Specialized high schools enroll a disproportionate share of Asian students. Many have argued that the mayor’s plan, which aims to enroll more black and Hispanic students in the schools, pits one community of color against others. Only about 10 percent of specialized high school students are black or Hispanic, even though those students comprise about 70 percent of enrollment citywide.

The Coalition’s report offers a counter-narrative to the debate, highlighting that many Asian organizations have long called for admissions changes at the specialized high schools and arguing that Asian students would benefit from an overhaul.

But the organization stops short of endorsing de Blasio’s proposal, blasting his administration for failing to include the Asian community in its development or rollout. (One of the coalition’s co-directors is a mayoral appointee to the citywide Panel for Educational Policy.)  

“We remain highly critical of the processes that he and the Department of Education have taken in crafting and releasing those proposals to the public,” the report says.

An education department spokesman said the city looks forward to working with the coalition to eliminate the test, and said the city is presenting its plan to every community school district.

The report comes as parents are considering suing over the city’s diversity efforts and supporters of the test have hired a lobbyist to fight the potential changes.

The coalition’s stance also highlights the steep challenge de Blasio faces as he gears up to lobby state lawmakers to scrap the entrance exam, which is currently required by state law. Though Democrats managed to gain control of the Senate in the latest election, the issue doesn’t have a clear party line — and some of the mayor’s natural allies have expressed doubt, or even backed away from the mayor’s proposal.

Read the full report here

By the numbers

Enrollment is up in Tennessee’s largest school district for second straight year

PHOTO: Laura Faith Kebede/Chalkbeat

After several years of steady decline, Shelby County Schools is continuing an upward trend in student enrollment.

About 111,600 students attend schools in Tennessee’s largest district, up about 2 percent from last year and higher than projected enrollment, according to district numbers.

That includes about 15,300 students enrolled in charter schools overseen by the local district, who now make up about 13.5 percent, a slight uptick from last year.

The increase could signal a growing trust in public school options in Memphis and that recruitment and early registration efforts are continuing to pay off. Last year was the first year the Memphis district gained students since six suburbs exited the district to create their own school systems with about 34,000 students.

However, enrollment in the state’s district for low-performing schools dipped for the second year in a row to 10,622 students. The Achievement School District, which mostly operates in Memphis, has lost about 2,000 students since 2016 as schools have closed and money for school improvement efforts has dropped off.

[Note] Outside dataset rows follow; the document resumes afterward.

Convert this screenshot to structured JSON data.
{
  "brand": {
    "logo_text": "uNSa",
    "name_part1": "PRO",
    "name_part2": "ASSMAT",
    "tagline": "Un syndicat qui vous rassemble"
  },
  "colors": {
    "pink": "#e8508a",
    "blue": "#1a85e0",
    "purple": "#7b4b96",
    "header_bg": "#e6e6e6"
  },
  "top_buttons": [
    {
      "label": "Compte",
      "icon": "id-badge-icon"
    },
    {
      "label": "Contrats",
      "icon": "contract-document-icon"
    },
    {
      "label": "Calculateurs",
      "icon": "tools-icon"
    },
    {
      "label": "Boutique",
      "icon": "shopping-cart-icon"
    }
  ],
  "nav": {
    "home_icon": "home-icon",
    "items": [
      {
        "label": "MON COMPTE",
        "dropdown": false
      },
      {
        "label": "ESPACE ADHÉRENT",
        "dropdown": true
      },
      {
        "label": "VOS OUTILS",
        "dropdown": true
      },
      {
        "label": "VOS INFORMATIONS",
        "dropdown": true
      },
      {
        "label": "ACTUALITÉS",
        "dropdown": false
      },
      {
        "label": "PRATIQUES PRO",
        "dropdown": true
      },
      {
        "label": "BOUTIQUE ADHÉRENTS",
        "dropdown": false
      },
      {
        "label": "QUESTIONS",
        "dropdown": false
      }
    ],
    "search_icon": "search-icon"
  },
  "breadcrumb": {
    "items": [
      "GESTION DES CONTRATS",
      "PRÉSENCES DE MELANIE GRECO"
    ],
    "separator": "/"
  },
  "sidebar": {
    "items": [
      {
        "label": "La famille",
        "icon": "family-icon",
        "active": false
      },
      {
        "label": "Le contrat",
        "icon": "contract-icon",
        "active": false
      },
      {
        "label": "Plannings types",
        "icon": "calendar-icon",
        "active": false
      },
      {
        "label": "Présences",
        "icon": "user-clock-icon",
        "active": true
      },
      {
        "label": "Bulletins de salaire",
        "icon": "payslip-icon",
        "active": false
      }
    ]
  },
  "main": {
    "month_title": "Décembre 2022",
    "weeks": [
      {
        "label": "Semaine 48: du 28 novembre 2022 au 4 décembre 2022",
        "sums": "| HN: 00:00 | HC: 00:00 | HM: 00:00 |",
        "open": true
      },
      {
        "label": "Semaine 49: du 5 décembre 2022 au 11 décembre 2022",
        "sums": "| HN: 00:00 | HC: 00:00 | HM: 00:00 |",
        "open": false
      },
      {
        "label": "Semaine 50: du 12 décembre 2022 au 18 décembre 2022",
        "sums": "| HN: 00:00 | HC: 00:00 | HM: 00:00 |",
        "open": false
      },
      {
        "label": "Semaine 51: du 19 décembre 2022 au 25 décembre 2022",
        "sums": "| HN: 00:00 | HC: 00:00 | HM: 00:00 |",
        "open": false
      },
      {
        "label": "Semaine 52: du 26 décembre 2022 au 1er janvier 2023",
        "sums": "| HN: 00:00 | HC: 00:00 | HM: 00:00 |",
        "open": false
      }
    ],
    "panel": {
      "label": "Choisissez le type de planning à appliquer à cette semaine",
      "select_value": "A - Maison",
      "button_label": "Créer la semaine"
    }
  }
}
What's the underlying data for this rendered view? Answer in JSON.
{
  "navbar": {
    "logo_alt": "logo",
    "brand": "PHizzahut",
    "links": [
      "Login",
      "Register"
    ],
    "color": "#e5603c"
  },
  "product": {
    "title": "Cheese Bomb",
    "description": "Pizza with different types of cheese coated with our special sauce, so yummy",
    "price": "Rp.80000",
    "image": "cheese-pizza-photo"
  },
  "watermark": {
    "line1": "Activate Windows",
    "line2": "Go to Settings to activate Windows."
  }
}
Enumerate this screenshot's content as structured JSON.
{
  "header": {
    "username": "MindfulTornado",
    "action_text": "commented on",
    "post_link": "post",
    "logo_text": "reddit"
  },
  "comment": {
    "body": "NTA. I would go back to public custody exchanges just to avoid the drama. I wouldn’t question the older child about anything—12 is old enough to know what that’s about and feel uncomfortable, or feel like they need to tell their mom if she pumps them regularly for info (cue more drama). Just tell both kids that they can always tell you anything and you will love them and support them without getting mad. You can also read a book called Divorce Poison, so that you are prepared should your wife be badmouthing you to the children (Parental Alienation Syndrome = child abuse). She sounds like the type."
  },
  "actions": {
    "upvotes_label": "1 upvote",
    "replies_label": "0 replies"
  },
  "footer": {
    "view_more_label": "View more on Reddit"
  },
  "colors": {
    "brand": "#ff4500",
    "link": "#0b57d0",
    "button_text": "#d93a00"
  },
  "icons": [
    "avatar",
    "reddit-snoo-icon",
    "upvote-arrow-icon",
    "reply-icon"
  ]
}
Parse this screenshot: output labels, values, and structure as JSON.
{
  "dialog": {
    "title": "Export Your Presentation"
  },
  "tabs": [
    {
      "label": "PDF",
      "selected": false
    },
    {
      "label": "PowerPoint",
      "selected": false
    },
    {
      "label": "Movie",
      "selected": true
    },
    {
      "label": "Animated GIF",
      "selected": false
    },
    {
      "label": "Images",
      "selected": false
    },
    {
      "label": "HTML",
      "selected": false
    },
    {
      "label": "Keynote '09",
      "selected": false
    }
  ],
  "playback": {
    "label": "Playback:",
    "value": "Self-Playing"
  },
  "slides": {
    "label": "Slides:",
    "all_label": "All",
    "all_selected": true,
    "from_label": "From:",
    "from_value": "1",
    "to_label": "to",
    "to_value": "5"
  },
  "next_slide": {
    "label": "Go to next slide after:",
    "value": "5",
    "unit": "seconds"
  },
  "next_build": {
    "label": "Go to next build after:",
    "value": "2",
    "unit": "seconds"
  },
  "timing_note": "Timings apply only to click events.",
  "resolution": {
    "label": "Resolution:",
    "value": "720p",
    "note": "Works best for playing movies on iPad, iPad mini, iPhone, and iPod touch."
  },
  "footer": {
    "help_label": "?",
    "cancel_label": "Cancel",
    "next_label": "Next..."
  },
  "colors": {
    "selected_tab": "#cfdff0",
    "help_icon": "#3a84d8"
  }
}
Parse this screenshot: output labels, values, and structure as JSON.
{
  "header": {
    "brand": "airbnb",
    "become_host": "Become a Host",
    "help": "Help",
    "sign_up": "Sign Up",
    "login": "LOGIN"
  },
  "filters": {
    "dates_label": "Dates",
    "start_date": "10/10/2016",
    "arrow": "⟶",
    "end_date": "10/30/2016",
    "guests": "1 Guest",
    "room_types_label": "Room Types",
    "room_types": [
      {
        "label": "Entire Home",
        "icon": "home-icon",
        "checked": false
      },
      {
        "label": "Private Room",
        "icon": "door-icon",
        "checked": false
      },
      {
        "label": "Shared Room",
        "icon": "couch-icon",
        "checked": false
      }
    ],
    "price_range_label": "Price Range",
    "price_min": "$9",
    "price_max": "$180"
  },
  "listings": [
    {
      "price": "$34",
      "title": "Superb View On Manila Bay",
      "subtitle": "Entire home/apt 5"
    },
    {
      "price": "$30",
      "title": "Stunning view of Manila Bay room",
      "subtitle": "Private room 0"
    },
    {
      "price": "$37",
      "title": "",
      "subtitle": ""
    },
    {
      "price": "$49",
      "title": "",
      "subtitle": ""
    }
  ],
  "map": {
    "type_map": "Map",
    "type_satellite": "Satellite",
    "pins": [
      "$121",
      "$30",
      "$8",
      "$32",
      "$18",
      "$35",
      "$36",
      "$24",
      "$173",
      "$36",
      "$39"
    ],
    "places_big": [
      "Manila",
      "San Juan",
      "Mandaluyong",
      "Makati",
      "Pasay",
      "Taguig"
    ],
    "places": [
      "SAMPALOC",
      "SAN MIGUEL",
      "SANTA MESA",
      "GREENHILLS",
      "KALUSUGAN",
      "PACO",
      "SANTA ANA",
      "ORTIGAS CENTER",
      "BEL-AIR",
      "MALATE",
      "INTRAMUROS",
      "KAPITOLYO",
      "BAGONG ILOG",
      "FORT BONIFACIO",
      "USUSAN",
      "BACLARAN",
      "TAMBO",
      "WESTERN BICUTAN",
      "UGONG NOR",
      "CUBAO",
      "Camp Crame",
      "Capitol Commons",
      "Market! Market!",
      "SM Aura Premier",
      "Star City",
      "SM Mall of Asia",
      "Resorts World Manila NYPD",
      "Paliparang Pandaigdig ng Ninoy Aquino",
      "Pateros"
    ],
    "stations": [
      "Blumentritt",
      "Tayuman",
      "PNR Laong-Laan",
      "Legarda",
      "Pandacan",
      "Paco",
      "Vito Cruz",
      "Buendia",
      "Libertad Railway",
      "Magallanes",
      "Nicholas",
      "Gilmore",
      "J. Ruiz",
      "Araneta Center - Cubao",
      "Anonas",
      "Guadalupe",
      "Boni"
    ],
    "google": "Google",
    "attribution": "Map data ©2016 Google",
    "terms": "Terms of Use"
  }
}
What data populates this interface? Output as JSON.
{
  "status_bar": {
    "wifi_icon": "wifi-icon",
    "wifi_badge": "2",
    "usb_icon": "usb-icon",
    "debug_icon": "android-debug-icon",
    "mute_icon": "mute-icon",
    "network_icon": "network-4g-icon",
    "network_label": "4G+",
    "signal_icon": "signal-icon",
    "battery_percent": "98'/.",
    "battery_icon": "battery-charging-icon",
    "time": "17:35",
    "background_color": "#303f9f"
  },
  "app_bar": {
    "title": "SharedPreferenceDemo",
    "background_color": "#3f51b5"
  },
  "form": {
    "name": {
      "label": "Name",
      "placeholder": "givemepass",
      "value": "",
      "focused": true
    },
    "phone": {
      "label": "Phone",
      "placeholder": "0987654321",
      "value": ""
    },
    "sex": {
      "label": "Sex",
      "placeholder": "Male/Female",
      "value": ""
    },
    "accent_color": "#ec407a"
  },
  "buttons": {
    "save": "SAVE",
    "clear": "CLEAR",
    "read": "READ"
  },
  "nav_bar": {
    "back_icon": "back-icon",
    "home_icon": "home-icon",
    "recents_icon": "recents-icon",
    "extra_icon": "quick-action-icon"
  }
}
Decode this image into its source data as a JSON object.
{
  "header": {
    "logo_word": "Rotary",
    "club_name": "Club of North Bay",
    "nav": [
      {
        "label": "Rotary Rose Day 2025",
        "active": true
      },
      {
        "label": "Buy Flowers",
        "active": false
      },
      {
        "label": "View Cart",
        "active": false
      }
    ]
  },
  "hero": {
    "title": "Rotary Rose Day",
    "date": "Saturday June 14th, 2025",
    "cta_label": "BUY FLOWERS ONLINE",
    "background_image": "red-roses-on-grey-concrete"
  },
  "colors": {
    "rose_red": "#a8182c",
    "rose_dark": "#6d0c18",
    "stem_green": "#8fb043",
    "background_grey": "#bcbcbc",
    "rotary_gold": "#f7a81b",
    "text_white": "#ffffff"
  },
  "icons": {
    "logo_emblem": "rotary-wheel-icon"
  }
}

Note: The numbers are taken from each district’s attendance on the 20th day of school, which leaders use to determine any staffing adjustments to match a school’s student population.

Sharon Griffin, the Achievement School District’s chief, told Chalkbeat that she focused her efforts this semester on restarting the district’s relationship with the neighborhoods its serves, and that she is hopeful to see gains in enrollment throughout the year.

“Most of our schools have met their projected enrollment, but we have one or two elementaries that are struggling,” Griffin said. “Part of that is due to the fact that new charter schools and options that have opened up in neighborhoods we’re in, where there’s not enough kids in the neighborhood.”

Five charters schools opened this year as five others — a mix of district-run and charter schools — closed.

Notably, Shelby County Schools’ charter sector is growing faster than the district. The number of Memphis students attending charter schools overseen by the district increased 5.8 percent this year, while enrollment in district-run schools increased about 2 percent. Shelby County Schools did not provide a statement or an official for comment.

Nationally, the average charter school enrollment has increased from 1 to 6 percent of students between 2000 and 2015, according to federal data. That year, Tennessee charter schools enrolled 3 percent of students.

In response, the local district has looked to charter schools for recruitment strategies in an increasingly competitive environment. Over the summer, Shelby County Schools doubled down on recruitment and registration efforts by sending officials to grocery stores, libraries, summer camps, the Memphis Zoo and community centers — and has even hosted block parties throughout the city. The district also opened its online application two months earlier than last year to encourage parents to register sooner.

Those efforts resulted in 70 percent of expected students to register for school two weeks before school, which was double from the previous year.